Posted by Ty Fischer on Jul 10, 2009 5:34:16 AM
Yesterday I completed the every other year sanding and water staining of our outside dinner table. This table was made for us by Glenn Wenger, my father-in-law. It is one of my favorite things on earth. It is a great table. It affords plenty of room for my family and for hospitality. It is sturdy without being clumsy. The long benches are reinforced so heavy people—or a lot of not so heavy people—do not feel the bench bending beneath their weight. Between April and October, Emily and the girls and I eat most meals at that table under the overarching embrace of the shady maple tree that covers our patio with blissful shade. I love that table. Every other year, I get excited about sanding and staining it. It looks so good after I clean it, sand it twice—once with the rough stuff and then with a fine grain, and then stain it with Thompson’s Water Seal. (In careful testing, I have determined—using the 5 second soak in test with a few drips of water—that sanding and staining every year is really overkill. If it were not, I would do it.). After this, color of the wood returns and the water beads up on the table when it rains. The sight of that beaded water pleases me to no end.
Yesterday, however, was a momentous day. . . .
I like sanding and staining. I do not so much enjoy the cleaning. It is not the work—only the prelude to it. I arrived home yesterday evening to find that my daughter Layne had spent the morning scrubbing the table—singing while she scrubbed.

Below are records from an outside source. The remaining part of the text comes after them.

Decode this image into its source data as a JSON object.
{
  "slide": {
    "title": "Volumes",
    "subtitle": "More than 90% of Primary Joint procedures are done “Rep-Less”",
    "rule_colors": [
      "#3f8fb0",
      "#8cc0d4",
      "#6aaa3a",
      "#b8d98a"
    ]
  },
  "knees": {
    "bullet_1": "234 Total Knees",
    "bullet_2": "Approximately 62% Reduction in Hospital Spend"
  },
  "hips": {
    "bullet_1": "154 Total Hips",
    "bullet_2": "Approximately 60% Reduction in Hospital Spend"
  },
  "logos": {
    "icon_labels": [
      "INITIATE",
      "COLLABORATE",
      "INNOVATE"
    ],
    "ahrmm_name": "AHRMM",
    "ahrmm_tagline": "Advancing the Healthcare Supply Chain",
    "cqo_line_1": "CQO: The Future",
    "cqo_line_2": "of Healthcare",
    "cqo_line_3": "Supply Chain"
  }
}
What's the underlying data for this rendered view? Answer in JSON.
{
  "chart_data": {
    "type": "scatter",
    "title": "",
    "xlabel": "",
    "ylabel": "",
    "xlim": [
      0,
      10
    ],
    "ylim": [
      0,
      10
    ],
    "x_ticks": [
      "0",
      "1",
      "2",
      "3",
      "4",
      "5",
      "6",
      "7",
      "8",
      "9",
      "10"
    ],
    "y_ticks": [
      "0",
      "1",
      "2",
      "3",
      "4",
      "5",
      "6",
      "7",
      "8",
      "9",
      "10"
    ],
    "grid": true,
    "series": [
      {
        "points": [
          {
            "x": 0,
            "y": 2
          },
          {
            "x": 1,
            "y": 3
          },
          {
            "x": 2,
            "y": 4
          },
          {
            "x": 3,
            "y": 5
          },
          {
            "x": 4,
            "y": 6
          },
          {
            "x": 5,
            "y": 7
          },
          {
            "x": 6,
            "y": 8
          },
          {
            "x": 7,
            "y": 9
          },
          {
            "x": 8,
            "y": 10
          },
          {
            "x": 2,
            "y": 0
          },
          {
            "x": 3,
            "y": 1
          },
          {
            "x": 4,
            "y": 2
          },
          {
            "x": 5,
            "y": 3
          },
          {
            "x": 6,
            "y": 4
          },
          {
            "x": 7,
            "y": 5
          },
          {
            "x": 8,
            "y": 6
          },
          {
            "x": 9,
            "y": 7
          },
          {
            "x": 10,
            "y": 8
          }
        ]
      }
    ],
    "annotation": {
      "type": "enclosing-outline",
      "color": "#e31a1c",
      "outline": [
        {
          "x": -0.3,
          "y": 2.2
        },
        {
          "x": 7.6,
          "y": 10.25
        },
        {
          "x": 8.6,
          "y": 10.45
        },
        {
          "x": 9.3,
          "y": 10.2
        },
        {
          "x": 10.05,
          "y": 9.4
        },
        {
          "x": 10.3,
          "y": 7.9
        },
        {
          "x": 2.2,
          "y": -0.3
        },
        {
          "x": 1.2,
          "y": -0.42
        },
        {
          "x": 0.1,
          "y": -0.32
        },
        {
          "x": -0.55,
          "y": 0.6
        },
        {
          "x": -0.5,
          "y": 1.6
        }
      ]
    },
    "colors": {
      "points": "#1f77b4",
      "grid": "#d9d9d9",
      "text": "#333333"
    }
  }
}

She did a much better job than I normally do—and she loved it. I was overjoyed. It was like the Golden Age had begun and I was enjoying the first fruits of our (mainly Emily’s) work with the girls. I sanded and stained the table. We have to picnic out in the yard yesterday and today—it is too beautiful to be inside. Thursday night we will sit down at the table and have our inaugural meal.
Recently, Randy Booth, a Minister from Texas was here in Lancaster speaking on the value of celebration and food. American families, he said, no longer dine together. He mentioned one young man in his community—a teenager—who claimed to have never set down and eaten a meal at a table with his family. Do not let this be true of your family. Get to the table often. Eat together. Learn table manners. Tell stories and love each other. Also, find a good table and take care of it…maybe then it will help take care of you.